$\lim_{x\to 0} \frac{x\sin(3x)}{1-\cos(6x)}$

Question

$$\lim_{x\to 0} \frac{x\sin(3x)}{1-\cos(6x)}$$

I tried the following but it doesn't seem to work...

$$= \lim_{x\to 0} \frac{x}{2} \cdot \frac{\sin(3x)}{3x}\cdot\frac{6x}{1-\cos(6x)}$$ $$= 0$$

But the result of this limit is $\frac{1}{6}$.

Am I missing something or did I make any glaring mistakes?

Answer 1

We have that

$$\frac{x\sin(3x)}{1-\cos(6x)}=\frac{\color{red}{(6x)^2}}{1-\cos(6x)}\cdot\frac{\sin(3x)}{3x}\cdot \frac1{12}\to 2\cdot \ 1\cdot \frac1{12}=\frac16$$

Answer 2

$$\dfrac{x\sin 3x}{1-\cos 6x}=\dfrac{x\sin 3x}{2\sin^2 3x}=\dfrac{x}{2\sin 3x}.$$ Therefore, $$\lim_{x\to 0}\dfrac{x\sin 3x}{1-\cos 6x}=\lim_{x\to 0}\dfrac{1}{6\times \dfrac{\sin 3x}{3x}}=\dfrac{1}{6}.$$

Answer 3

Your mistake is that the second limit is not $0$. It's an indeterminate form $0\times \infty$. Since $\lim_{x\to 0}\frac{1-\cos(6x)}{6x} = 0$, $\lim_{x\to 0}\frac{6x}{1-\cos(6x)}$ doesn't exist (diverges to $\pm \infty$) and you also have $\lim_{x\to 0}\frac{x}{2} = 0$. Use one of the methods in the other answers for the correct solution.

Answer 4

More generally:

All you need is $\dfrac{\sin(x)}{x} \to 1$ and $1-\cos(x) =2\sin^2(x/2) $.

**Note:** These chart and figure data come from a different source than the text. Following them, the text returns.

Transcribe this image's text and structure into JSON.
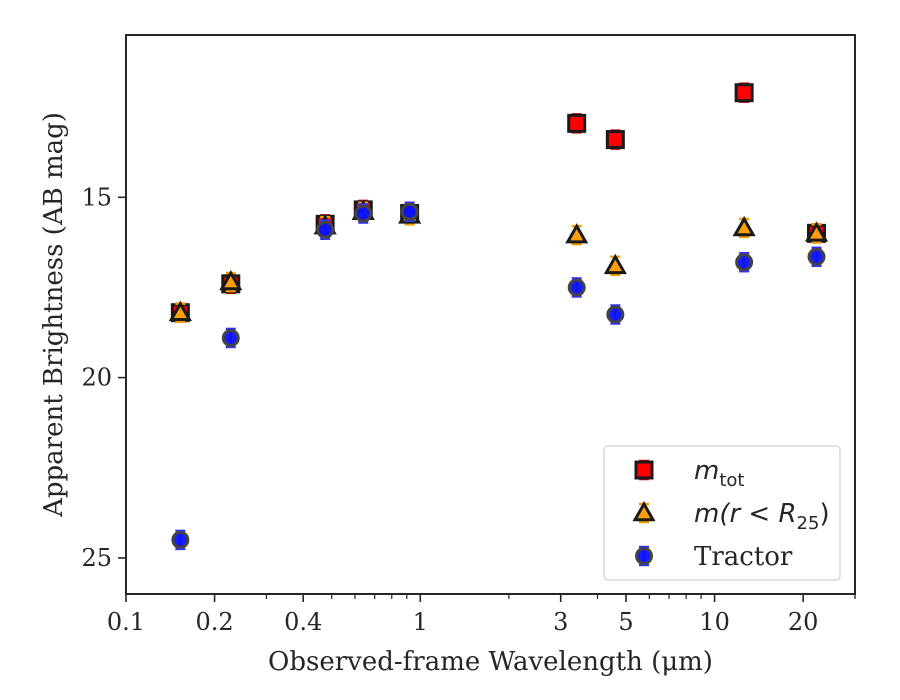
{
  "chart_data": {
    "type": "scatter",
    "xlabel": "Observed-frame Wavelength (μm)",
    "ylabel": "Apparent Brightness (AB mag)",
    "x_scale": "log",
    "xlim": [
      0.1,
      30
    ],
    "ylim": [
      26,
      10.5
    ],
    "y_inverted": true,
    "x_ticks": [
      0.1,
      0.2,
      0.4,
      1,
      3,
      5,
      10,
      20
    ],
    "x_tick_labels": [
      "0.1",
      "0.2",
      "0.4",
      "1",
      "3",
      "5",
      "10",
      "20"
    ],
    "y_ticks": [
      15,
      20,
      25
    ],
    "y_tick_labels": [
      "15",
      "20",
      "25"
    ],
    "legend_position": "lower-right",
    "series": [
      {
        "name": "m_tot",
        "legend_main": "m",
        "legend_sub": "tot",
        "marker": "square",
        "color": "#ff0000",
        "errcolor": "#d40000",
        "points": [
          {
            "x": 0.153,
            "y": 18.2
          },
          {
            "x": 0.227,
            "y": 17.4
          },
          {
            "x": 0.475,
            "y": 15.75
          },
          {
            "x": 0.64,
            "y": 15.35
          },
          {
            "x": 0.92,
            "y": 15.45
          },
          {
            "x": 3.4,
            "y": 12.95
          },
          {
            "x": 4.6,
            "y": 13.4
          },
          {
            "x": 12.6,
            "y": 12.1
          },
          {
            "x": 22.2,
            "y": 16.0
          }
        ]
      },
      {
        "name": "m(r < R25)",
        "legend_main": "m(r < R",
        "legend_sub": "25",
        "legend_tail": ")",
        "marker": "triangle",
        "color": "#ff9f0a",
        "errcolor": "#f0a000",
        "points": [
          {
            "x": 0.153,
            "y": 18.2
          },
          {
            "x": 0.227,
            "y": 17.35
          },
          {
            "x": 0.475,
            "y": 15.8
          },
          {
            "x": 0.64,
            "y": 15.4
          },
          {
            "x": 0.92,
            "y": 15.5
          },
          {
            "x": 3.4,
            "y": 16.05
          },
          {
            "x": 4.6,
            "y": 16.9
          },
          {
            "x": 12.6,
            "y": 15.85
          },
          {
            "x": 22.2,
            "y": 16.0
          }
        ]
      },
      {
        "name": "Tractor",
        "legend_main": "Tractor",
        "marker": "circle",
        "color": "#0a10ff",
        "errcolor": "#3333ff",
        "points": [
          {
            "x": 0.153,
            "y": 24.5
          },
          {
            "x": 0.227,
            "y": 18.9
          },
          {
            "x": 0.475,
            "y": 15.9
          },
          {
            "x": 0.64,
            "y": 15.45
          },
          {
            "x": 0.92,
            "y": 15.4
          },
          {
            "x": 3.4,
            "y": 17.5
          },
          {
            "x": 4.6,
            "y": 18.25
          },
          {
            "x": 12.6,
            "y": 16.8
          },
          {
            "x": 22.2,
            "y": 16.65
          }
        ]
      }
    ]
  }
}
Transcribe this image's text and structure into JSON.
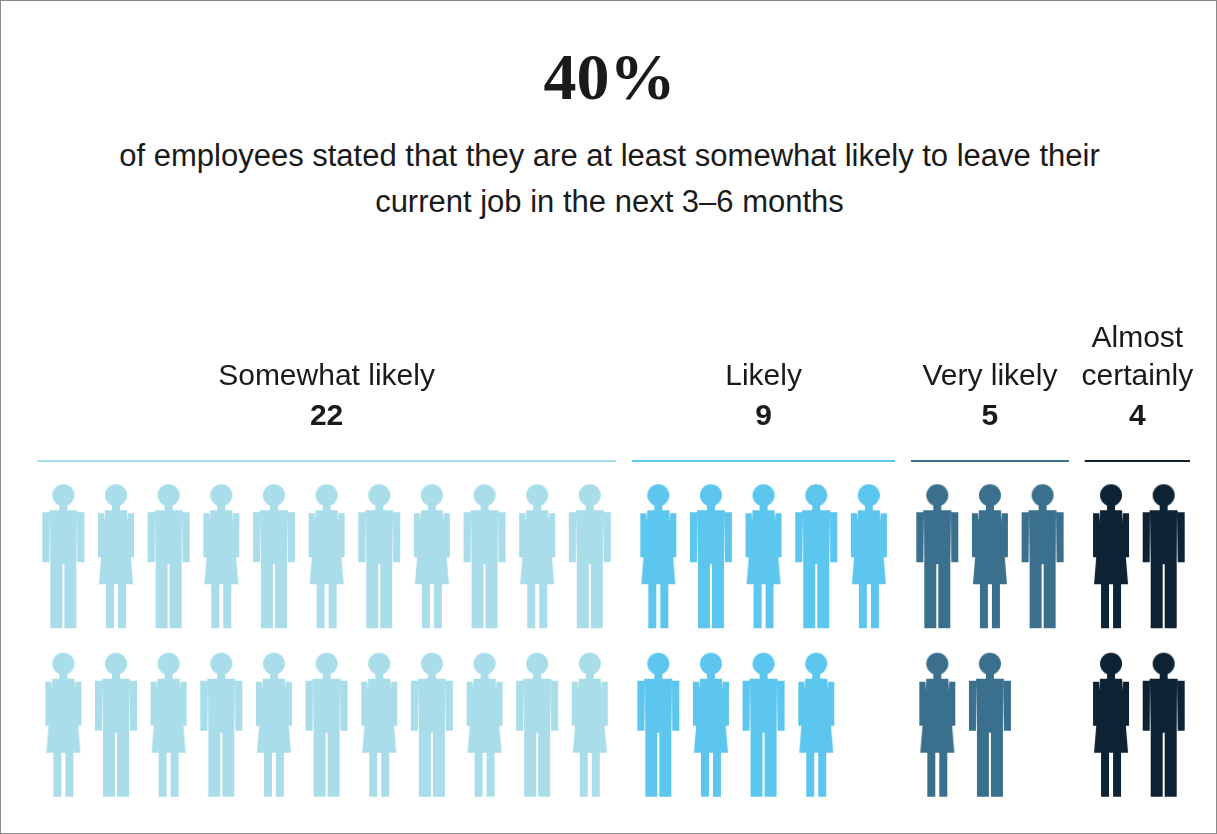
{
  "chart_data": {
    "type": "pictogram",
    "title": "40%",
    "subtitle": "of employees stated that they are at least somewhat likely to leave their current job in the next 3–6 months",
    "categories": [
      "Somewhat likely",
      "Likely",
      "Very likely",
      "Almost certainly"
    ],
    "values": [
      22,
      9,
      5,
      4
    ],
    "colors": [
      "#a8dde9",
      "#5cc6ee",
      "#3a708d",
      "#0d2233"
    ],
    "data_labels": true,
    "tick_labels": false
  }
}
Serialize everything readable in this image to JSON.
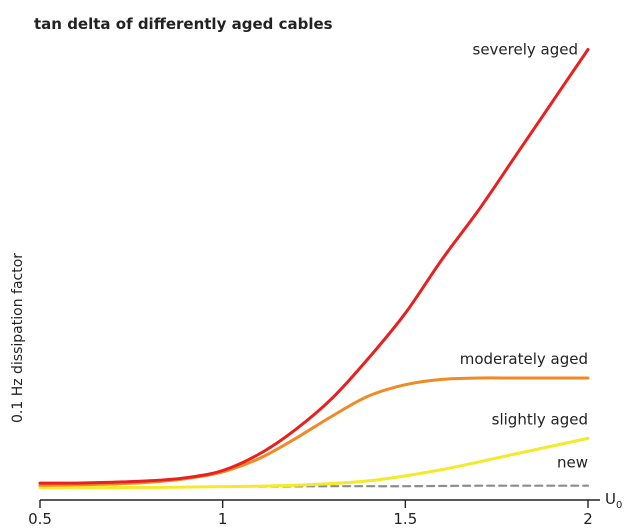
{
  "chart_data": {
    "type": "line",
    "title": "tan delta of differently aged cables",
    "xlabel": "U",
    "xlabel_sub": "0",
    "ylabel": "0.1 Hz dissipation factor",
    "xlim": [
      0.5,
      2.0
    ],
    "ylim": [
      0,
      1
    ],
    "x_ticks": [
      "0.5",
      "1",
      "1.5",
      "2"
    ],
    "x_tick_values": [
      0.5,
      1.0,
      1.5,
      2.0
    ],
    "grid": false,
    "series": [
      {
        "name": "severely aged",
        "color": "#e8201f",
        "style": "solid",
        "x": [
          0.5,
          0.6,
          0.7,
          0.8,
          0.9,
          1.0,
          1.1,
          1.2,
          1.3,
          1.4,
          1.5,
          1.6,
          1.7,
          1.8,
          1.9,
          2.0
        ],
        "y": [
          0.02,
          0.02,
          0.022,
          0.025,
          0.032,
          0.048,
          0.085,
          0.14,
          0.21,
          0.3,
          0.4,
          0.52,
          0.63,
          0.75,
          0.87,
          0.99
        ]
      },
      {
        "name": "moderately aged",
        "color": "#f08a24",
        "style": "solid",
        "x": [
          0.5,
          0.6,
          0.7,
          0.8,
          0.9,
          1.0,
          1.1,
          1.2,
          1.3,
          1.4,
          1.5,
          1.6,
          1.7,
          1.8,
          1.9,
          2.0
        ],
        "y": [
          0.015,
          0.016,
          0.018,
          0.022,
          0.03,
          0.045,
          0.075,
          0.12,
          0.17,
          0.215,
          0.24,
          0.252,
          0.255,
          0.255,
          0.255,
          0.255
        ]
      },
      {
        "name": "slightly aged",
        "color": "#f2ea2b",
        "style": "solid",
        "x": [
          0.5,
          0.75,
          1.0,
          1.2,
          1.4,
          1.6,
          1.8,
          2.0
        ],
        "y": [
          0.01,
          0.01,
          0.012,
          0.015,
          0.025,
          0.05,
          0.085,
          0.12
        ]
      },
      {
        "name": "new",
        "color": "#8c8c8c",
        "style": "dashed",
        "x": [
          1.1,
          1.3,
          1.5,
          1.7,
          1.9,
          2.0
        ],
        "y": [
          0.012,
          0.013,
          0.013,
          0.014,
          0.014,
          0.014
        ]
      }
    ]
  }
}
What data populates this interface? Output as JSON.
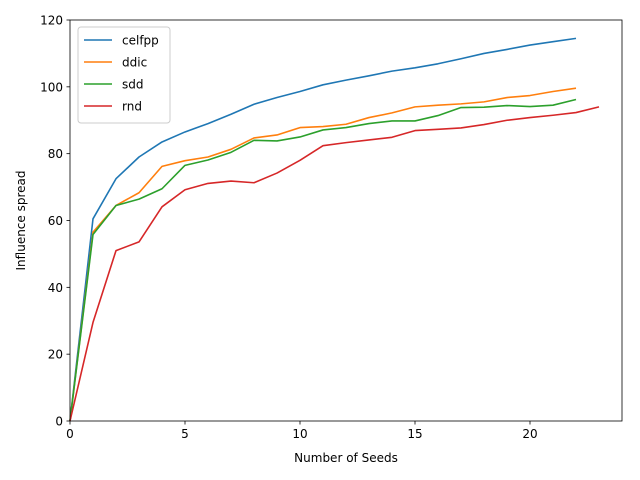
{
  "chart_data": {
    "type": "line",
    "xlabel": "Number of Seeds",
    "ylabel": "Influence spread",
    "xlim": [
      0,
      24
    ],
    "ylim": [
      0,
      120
    ],
    "xticks": [
      0,
      5,
      10,
      15,
      20
    ],
    "yticks": [
      0,
      20,
      40,
      60,
      80,
      100,
      120
    ],
    "grid": false,
    "legend_position": "top-left",
    "series": [
      {
        "name": "celfpp",
        "color": "#1f77b4",
        "x": [
          0,
          1,
          2,
          3,
          4,
          5,
          6,
          7,
          8,
          9,
          10,
          11,
          12,
          13,
          14,
          15,
          16,
          17,
          18,
          19,
          20,
          21,
          22
        ],
        "values": [
          0,
          60.5,
          72.5,
          79,
          83.5,
          86.5,
          89,
          91.8,
          94.8,
          96.8,
          98.6,
          100.6,
          102,
          103.3,
          104.7,
          105.7,
          106.9,
          108.4,
          110,
          111.2,
          112.5,
          113.5,
          114.5
        ]
      },
      {
        "name": "ddic",
        "color": "#ff7f0e",
        "x": [
          0,
          1,
          2,
          3,
          4,
          5,
          6,
          7,
          8,
          9,
          10,
          11,
          12,
          13,
          14,
          15,
          16,
          17,
          18,
          19,
          20,
          21,
          22
        ],
        "values": [
          0,
          56.5,
          64.5,
          68.3,
          76.2,
          77.9,
          79,
          81.3,
          84.7,
          85.6,
          87.8,
          88.1,
          88.8,
          90.8,
          92.2,
          94,
          94.5,
          94.9,
          95.5,
          96.8,
          97.4,
          98.6,
          99.6
        ]
      },
      {
        "name": "sdd",
        "color": "#2ca02c",
        "x": [
          0,
          1,
          2,
          3,
          4,
          5,
          6,
          7,
          8,
          9,
          10,
          11,
          12,
          13,
          14,
          15,
          16,
          17,
          18,
          19,
          20,
          21,
          22
        ],
        "values": [
          0,
          55.8,
          64.5,
          66.4,
          69.5,
          76.5,
          78.1,
          80.4,
          84,
          83.8,
          85,
          87.1,
          87.8,
          89,
          89.8,
          89.8,
          91.4,
          93.8,
          93.9,
          94.4,
          94.1,
          94.5,
          96.2
        ]
      },
      {
        "name": "rnd",
        "color": "#d62728",
        "x": [
          0,
          1,
          2,
          3,
          4,
          5,
          6,
          7,
          8,
          9,
          10,
          11,
          12,
          13,
          14,
          15,
          16,
          17,
          18,
          19,
          20,
          21,
          22,
          23
        ],
        "values": [
          0,
          29.5,
          51,
          53.6,
          64.1,
          69.2,
          71.1,
          71.8,
          71.3,
          74.2,
          78,
          82.4,
          83.3,
          84.1,
          84.9,
          86.9,
          87.3,
          87.7,
          88.7,
          90,
          90.8,
          91.5,
          92.3,
          94
        ]
      }
    ]
  }
}
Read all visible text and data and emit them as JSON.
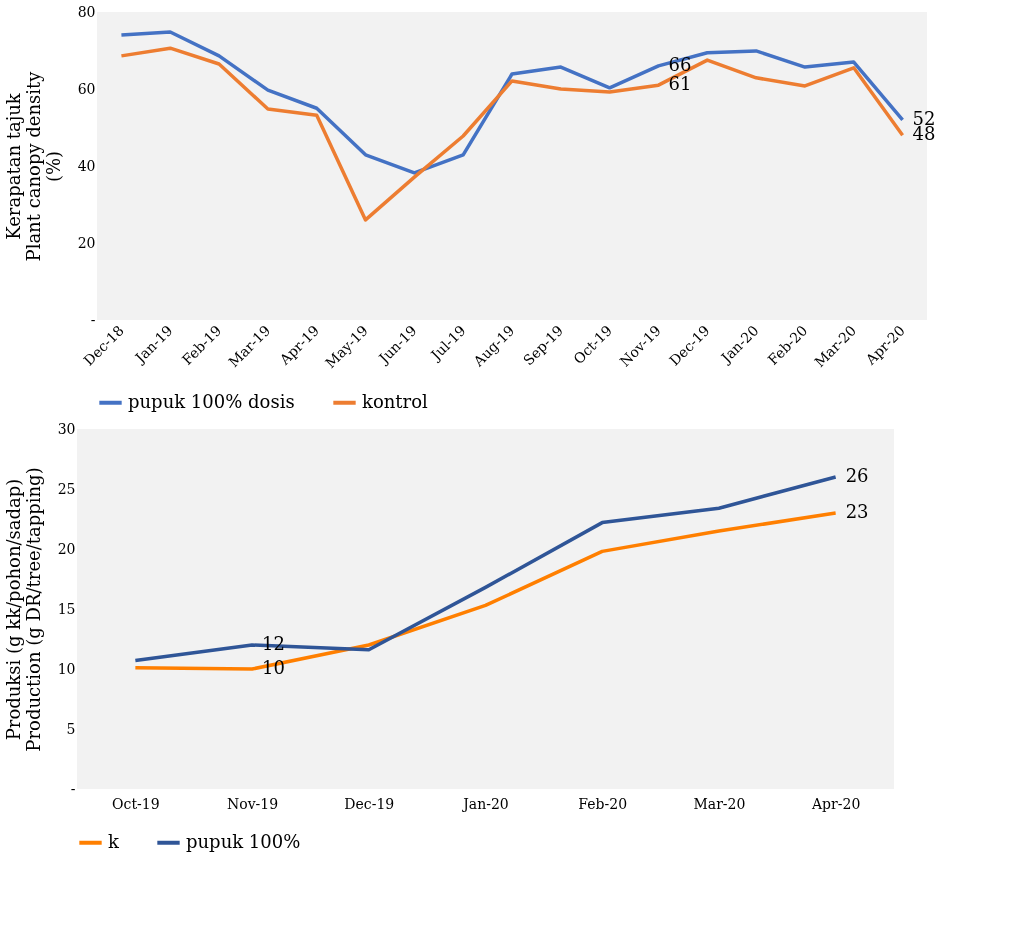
{
  "chart_data": [
    {
      "type": "line",
      "ylabel": "Kerapatan tajuk\nPlant canopy density\n(%)",
      "categories": [
        "Dec-18",
        "Jan-19",
        "Feb-19",
        "Mar-19",
        "Apr-19",
        "May-19",
        "Jun-19",
        "Jul-19",
        "Aug-19",
        "Sep-19",
        "Oct-19",
        "Nov-19",
        "Dec-19",
        "Jan-20",
        "Feb-20",
        "Mar-20",
        "Apr-20"
      ],
      "series": [
        {
          "name": "pupuk 100% dosis",
          "color": "#4472c4",
          "values": [
            74,
            74.8,
            68.6,
            59.7,
            55,
            42.9,
            38.2,
            42.9,
            63.9,
            65.7,
            60.3,
            66,
            69.4,
            69.9,
            65.7,
            67,
            52
          ],
          "value_labels": [
            null,
            null,
            null,
            null,
            null,
            null,
            null,
            null,
            null,
            null,
            null,
            "66",
            null,
            null,
            null,
            null,
            "52"
          ]
        },
        {
          "name": "kontrol",
          "color": "#ed7d31",
          "values": [
            68.6,
            70.6,
            66.5,
            54.8,
            53.2,
            26,
            37.1,
            47.8,
            62.1,
            60,
            59.2,
            61,
            67.5,
            62.9,
            60.8,
            65.5,
            48
          ],
          "value_labels": [
            null,
            null,
            null,
            null,
            null,
            null,
            null,
            null,
            null,
            null,
            null,
            "61",
            null,
            null,
            null,
            null,
            "48"
          ]
        }
      ],
      "ylim": [
        0,
        80
      ],
      "yticks": [
        {
          "value": 0,
          "label": "-"
        },
        20,
        40,
        60,
        80
      ],
      "grid": false,
      "legend": "bottom",
      "marker": "none",
      "line_style": "solid"
    },
    {
      "type": "line",
      "ylabel": "Produksi (g kk/pohon/sadap)\nProduction (g DR/tree/tapping)",
      "categories": [
        "Oct-19",
        "Nov-19",
        "Dec-19",
        "Jan-20",
        "Feb-20",
        "Mar-20",
        "Apr-20"
      ],
      "series": [
        {
          "name": "k",
          "color": "#ff7f00",
          "values": [
            10.1,
            10,
            12,
            15.3,
            19.8,
            21.5,
            23
          ],
          "value_labels": [
            null,
            "10",
            null,
            null,
            null,
            null,
            "23"
          ]
        },
        {
          "name": "pupuk 100%",
          "color": "#2f5597",
          "values": [
            10.7,
            12,
            11.6,
            16.8,
            22.2,
            23.4,
            26
          ],
          "value_labels": [
            null,
            "12",
            null,
            null,
            null,
            null,
            "26"
          ]
        }
      ],
      "ylim": [
        0,
        30
      ],
      "yticks": [
        {
          "value": 0,
          "label": "-"
        },
        5,
        10,
        15,
        20,
        25,
        30
      ],
      "grid": false,
      "legend": "bottom",
      "marker": "none",
      "line_style": "solid"
    }
  ]
}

$\begin{array}\\ \dfrac{x\sin(ax)}{1-\cos(bx)} &=ax^2\dfrac{\sin(ax)}{ax}\dfrac{1}{2\sin^2(bx/2)}\\ &=\dfrac{ax^2}{2(b/2)^2}\dfrac{\sin(ax)}{ax}\dfrac{(b/2)^2}{\sin^2(bx/2)}\\ &=\dfrac{a}{b^2/2}\dfrac{\sin(ax)}{ax}\dfrac{(bx/2)^2}{\sin^2(bx/2)}\\ &\to \dfrac{2a}{b^2}\\ \end{array} $

For $a=3, b=6$ this is $\dfrac{2\cdot 3}{6^2} =\dfrac16 $.

Answer 5

We can also make the substitution $x \mapsto \frac{u}{3}$:

$$\frac{1}{3} \frac{u \sin u}{1 - \cos 2u} = \frac{1}{3} \frac{u \sin u}{1 - \cos^2 u + \sin^2 u} = \frac{1}{3} \frac{u \sin u}{2 \sin^2 u} = \frac{1}{6}\frac{u}{\sin u}.$$

and since $\frac{u}{\sin u} \to 1$ as $u \to 0$:

$$\lim_{u \to 0} \frac{1}{3} \frac{u \sin u}{1- \cos 2u} = \frac{1}{6} \times 1 = \frac{1}{6}.$$